In August, the U.S. Department of Commerce expanded Section 232 tariffs on steel and aluminum, adding 407 tariff codes affecting consumer goods, transportation, energy, infrastructure, and, especially, the plastics value chain.
The U.S. plastics industry faces a challenging environment marked by economic volatility and uncertainty surrounding trade and tariff policies. This was warned by the Plastics Industry Association (PLASTICS) during the Size and Impact 2025 executive briefing.
At the meeting, Matt Seaholm, president and CEO of PLASTICS, and Perc Pineda, chief economist, highlighted that the Federal Reserve’s recent interest rate cuts could provide some relief to the industry. The first benchmark rate reduction since December reflects a potential boost for plastics manufacturers and key sectors such as construction.
“This will be positive for the economy, and perhaps in 2026 there will be more clarity on trade and tariffs,” Pineda said. “This is where the entire business community and the manufacturing sector are looking for guidance about the future.”
Lower interest rates could especially benefit key markets like construction, according to Pineda, who projected “a solid year for the plastics industry” with relatively calm regulatory and legislative conditions.
Tariffs: An Obstacle to Competitiveness
Although the rate reduction is good news, tariff policies continue to be a drag on the sector. Pineda warned that the tariffs implemented since the Trump administration are not sustainable in the long term.
In August, the U.S. Department of Commerce expanded Section 232 tariffs on steel and aluminum, adding 407 tariff codes affecting consumer goods, transportation, energy, infrastructure, and, especially, the plastics value chain.
Import dependence also exacerbates the problem: the plastics industry imports around 75% of its machinery, increasing its vulnerability to tariffs. According to Pineda, “the global trade environment cannot support a continued rise in steel and aluminum costs.”
New Regulations: Extended Producer Responsibility
During his remarks, Seaholm emphasized the importance of extended producer responsibility (EPR), which is already in place in several states.
“These laws are already going into effect in several states, and we are seeing the imposition of substantial tariffs,” he stated. “If implemented, there will be a substantial investment in recycling infrastructure in the short term, which will translate into very positive results for recycling rates in those states.”

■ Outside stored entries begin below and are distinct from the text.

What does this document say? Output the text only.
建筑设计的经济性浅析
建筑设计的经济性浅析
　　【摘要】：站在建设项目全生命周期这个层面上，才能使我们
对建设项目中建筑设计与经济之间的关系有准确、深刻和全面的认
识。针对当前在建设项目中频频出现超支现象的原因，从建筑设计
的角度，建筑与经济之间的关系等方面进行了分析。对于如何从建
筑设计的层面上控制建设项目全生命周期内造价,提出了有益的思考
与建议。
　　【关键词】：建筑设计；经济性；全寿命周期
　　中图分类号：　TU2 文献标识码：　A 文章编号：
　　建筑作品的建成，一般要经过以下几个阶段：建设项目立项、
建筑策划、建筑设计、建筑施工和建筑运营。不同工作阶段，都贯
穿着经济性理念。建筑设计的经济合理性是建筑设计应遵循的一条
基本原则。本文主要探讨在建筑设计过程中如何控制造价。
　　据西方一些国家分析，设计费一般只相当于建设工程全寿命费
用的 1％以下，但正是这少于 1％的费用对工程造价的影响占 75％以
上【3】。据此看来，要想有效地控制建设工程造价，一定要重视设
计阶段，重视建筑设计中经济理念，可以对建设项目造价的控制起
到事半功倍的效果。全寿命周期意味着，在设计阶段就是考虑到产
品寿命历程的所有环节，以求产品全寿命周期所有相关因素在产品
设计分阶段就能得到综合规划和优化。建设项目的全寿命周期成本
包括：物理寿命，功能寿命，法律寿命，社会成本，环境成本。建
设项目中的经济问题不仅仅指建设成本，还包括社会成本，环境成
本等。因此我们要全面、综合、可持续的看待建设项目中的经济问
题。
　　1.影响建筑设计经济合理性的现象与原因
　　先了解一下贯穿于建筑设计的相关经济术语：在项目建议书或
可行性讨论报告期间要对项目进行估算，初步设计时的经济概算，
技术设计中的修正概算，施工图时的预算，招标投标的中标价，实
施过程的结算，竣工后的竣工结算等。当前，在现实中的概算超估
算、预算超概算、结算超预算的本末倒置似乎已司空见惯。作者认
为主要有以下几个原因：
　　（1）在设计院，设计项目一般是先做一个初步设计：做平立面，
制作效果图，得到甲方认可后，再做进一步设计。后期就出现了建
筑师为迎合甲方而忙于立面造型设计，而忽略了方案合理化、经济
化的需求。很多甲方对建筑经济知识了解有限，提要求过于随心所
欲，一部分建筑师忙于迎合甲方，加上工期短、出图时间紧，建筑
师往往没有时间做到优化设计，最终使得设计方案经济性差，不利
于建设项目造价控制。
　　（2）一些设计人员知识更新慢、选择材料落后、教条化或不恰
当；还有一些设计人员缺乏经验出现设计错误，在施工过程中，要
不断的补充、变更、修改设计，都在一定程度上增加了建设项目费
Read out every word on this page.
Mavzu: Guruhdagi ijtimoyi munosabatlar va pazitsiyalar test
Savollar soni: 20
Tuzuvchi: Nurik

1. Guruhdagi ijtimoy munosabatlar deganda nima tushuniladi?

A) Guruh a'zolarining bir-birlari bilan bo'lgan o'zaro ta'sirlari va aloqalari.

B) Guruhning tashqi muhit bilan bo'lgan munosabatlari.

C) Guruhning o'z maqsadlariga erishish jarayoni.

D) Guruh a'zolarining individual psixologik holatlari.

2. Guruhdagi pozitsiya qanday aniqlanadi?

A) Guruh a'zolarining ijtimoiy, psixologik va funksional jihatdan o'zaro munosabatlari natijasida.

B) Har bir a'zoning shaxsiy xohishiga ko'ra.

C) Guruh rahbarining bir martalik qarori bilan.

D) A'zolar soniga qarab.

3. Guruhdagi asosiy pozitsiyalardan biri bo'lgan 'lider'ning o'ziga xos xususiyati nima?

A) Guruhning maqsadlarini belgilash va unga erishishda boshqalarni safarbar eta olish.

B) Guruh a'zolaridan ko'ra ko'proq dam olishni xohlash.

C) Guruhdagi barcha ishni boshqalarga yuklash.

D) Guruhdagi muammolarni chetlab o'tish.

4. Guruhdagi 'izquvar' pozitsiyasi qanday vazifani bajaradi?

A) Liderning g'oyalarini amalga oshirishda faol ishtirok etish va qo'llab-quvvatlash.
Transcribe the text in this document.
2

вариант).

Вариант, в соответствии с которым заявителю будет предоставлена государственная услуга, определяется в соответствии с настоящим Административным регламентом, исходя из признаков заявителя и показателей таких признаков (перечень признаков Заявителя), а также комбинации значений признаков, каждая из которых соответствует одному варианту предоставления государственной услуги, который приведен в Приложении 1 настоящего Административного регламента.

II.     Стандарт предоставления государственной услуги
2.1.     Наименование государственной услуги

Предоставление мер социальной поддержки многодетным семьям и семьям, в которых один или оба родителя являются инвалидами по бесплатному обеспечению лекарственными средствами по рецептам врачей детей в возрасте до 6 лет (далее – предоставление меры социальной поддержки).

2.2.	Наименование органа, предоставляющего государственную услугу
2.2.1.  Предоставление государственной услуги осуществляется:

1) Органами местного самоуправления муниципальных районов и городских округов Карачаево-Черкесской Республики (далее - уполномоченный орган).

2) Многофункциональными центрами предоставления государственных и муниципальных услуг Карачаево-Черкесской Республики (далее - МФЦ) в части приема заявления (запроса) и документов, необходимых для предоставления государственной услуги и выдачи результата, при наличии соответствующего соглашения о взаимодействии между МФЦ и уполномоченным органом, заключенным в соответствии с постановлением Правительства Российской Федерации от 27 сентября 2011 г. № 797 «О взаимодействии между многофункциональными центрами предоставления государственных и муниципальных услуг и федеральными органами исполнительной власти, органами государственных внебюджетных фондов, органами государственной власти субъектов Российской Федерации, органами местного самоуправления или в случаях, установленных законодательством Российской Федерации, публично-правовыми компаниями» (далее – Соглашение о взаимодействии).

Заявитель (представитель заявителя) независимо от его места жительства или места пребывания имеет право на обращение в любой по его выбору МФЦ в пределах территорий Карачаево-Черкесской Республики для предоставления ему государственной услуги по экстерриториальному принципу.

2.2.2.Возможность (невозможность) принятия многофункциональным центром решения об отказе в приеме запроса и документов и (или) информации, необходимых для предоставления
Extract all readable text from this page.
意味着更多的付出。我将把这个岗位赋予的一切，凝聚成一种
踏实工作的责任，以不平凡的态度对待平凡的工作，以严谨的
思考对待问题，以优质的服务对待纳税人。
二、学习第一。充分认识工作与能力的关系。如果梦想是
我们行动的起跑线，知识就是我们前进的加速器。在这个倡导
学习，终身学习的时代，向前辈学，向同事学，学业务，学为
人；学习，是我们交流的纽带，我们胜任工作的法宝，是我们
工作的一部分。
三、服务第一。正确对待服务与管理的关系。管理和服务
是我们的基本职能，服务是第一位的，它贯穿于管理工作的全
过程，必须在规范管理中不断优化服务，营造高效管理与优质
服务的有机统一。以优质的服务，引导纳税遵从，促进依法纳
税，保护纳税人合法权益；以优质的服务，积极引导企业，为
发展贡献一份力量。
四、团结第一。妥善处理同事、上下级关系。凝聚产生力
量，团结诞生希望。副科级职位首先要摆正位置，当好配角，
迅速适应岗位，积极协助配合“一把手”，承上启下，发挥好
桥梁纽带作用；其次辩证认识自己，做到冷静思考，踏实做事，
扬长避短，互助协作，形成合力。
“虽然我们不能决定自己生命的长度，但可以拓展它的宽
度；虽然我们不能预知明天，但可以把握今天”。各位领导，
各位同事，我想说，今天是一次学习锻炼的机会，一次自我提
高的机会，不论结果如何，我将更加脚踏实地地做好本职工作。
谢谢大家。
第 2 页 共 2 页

However, Seaholm acknowledged the numerous challenges facing the plastics industry and the economy in general.
“Uncertainty is always one of the biggest impediments to economic investment growth,” he stated, citing concerns about “interest rates, government spending, new regulations, consumer strength, confidence in plastics, and, of course, tariffs and trade policy.”
Plastics’ Economic Impact
The executive also noted that the plastics industry continues to feel financial pressure due to the vagaries of U.S. trade policies, which he expects to present only short-term challenges.
Despite these obstacles, Seaholm emphasized the industry’s resilience, driven by the value of plastics and its impact on society. The PLASTICS report revealed continued growth, with total shipments reaching $551 billion by 2024.
“Our economic impact is considerable,” Seaholm concluded. “Including our suppliers, the plastics workforce reached more than 1.7 million people nationwide. We remain the eighth largest manufacturing industry in the United States.